I don’t know how MVC is relevant, but if your ID is an integer, this BRE should do:

    ^[1-9][0-9]*$

If you want to match real numbers (floats) rather than integers, you need to handle the case above, along with normal decimal numbers (i.e. 2.5 or 3.3̅), cases where your pattern is between 0 and 1 (i.e. 0.25), as well as case where your pattern has a decimal part that is 0. (i.e. 2.0). And while we’re at it, we’ll add support for leading zeros on integers (i.e. 005):

    ^(0*[1-9][0-9]*(\.[0-9]+)?|0+\.[0-9]*[1-9][0-9]*)$

Note that this second one is an Extended RE. The same thing can be expressed in Basic RE, but almost everything understands ERE these days. Let’s break the expression down into parts that are easier to digest.

    ^(

The caret matches the null at the beginning of the line, so preceding your regex with a caret anchors it to the beginning of the line. The opening parenthesis is there because of the or-bar, below. More on that later.

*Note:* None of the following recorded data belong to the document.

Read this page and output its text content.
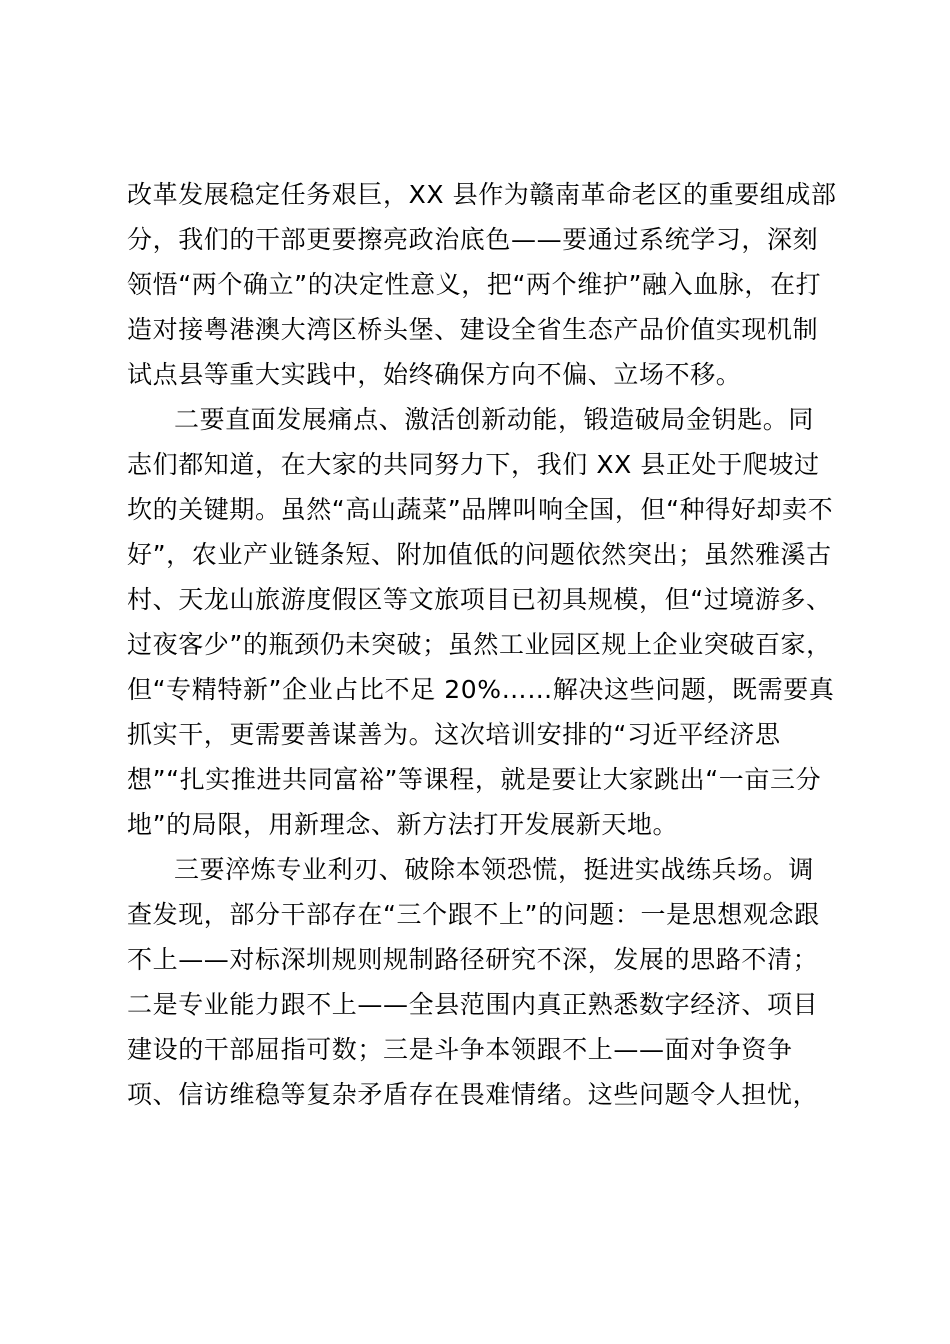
改革发展稳定任务艰巨，XX 县作为赣南革命老区的重要组成部
分，我们的干部更要擦亮政治底色——要通过系统学习，深刻
领悟“两个确立”的决定性意义，把“两个维护”融入血脉，在打
造对接粤港澳大湾区桥头堡、建设全省生态产品价值实现机制
试点县等重大实践中，始终确保方向不偏、立场不移。
二要直面发展痛点、激活创新动能，锻造破局金钥匙。同
志们都知道，在大家的共同努力下，我们 XX 县正处于爬坡过
坎的关键期。虽然“高山蔬菜”品牌叫响全国，但“种得好却卖不
好”，农业产业链条短、附加值低的问题依然突出；虽然雅溪古
村、天龙山旅游度假区等文旅项目已初具规模，但“过境游多、
过夜客少”的瓶颈仍未突破；虽然工业园区规上企业突破百家，
但“专精特新”企业占比不足 20%……解决这些问题，既需要真
抓实干，更需要善谋善为。这次培训安排的“习近平经济思
想”“扎实推进共同富裕”等课程，就是要让大家跳出“一亩三分
地”的局限，用新理念、新方法打开发展新天地。
三要淬炼专业利刃、破除本领恐慌，挺进实战练兵场。调
查发现，部分干部存在“三个跟不上”的问题：一是思想观念跟
不上——对标深圳规则规制路径研究不深，发展的思路不清；
二是专业能力跟不上——全县范围内真正熟悉数字经济、项目
建设的干部屈指可数；三是斗争本领跟不上——面对争资争
项、信访维稳等复杂矛盾存在畏难情绪。这些问题令人担忧，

      0*[1-9][0-9]*(\.[0-9]+)?

This matches any integer or any floating point number above 1. So our 2.0 would be matched, but 0.25 would not. The 0* at the start handles leading zeros, so 005 == 5.

                              |

The pipe character is an “or-bar” in this context. For purposes of evaluation of this expression, It has higher precedence than everything else, and effectively joins two regular expressions together. Parentheses are used to group multiple expressions separated by or-bars.

And the second part:

                               0+\.[0-9]*[1-9][0-9]*

This matches any number that starts with one or more 0 characters (replace + with * to match zero or more zeros, i.e. .25), followed by a period, followed by a string of digits that includes at least one that is not a 0. So this matches everything above 0 and below 1.

                                                    )$

And finally, we close the parentheses and anchor the regex to the end of the line with the dollar sign, just as the caret anchors to the beginning of the line.

Of course, if you let your programming language evaluate something numerically rather than try to match it against a regular expression, you’ll save headaches and CPU.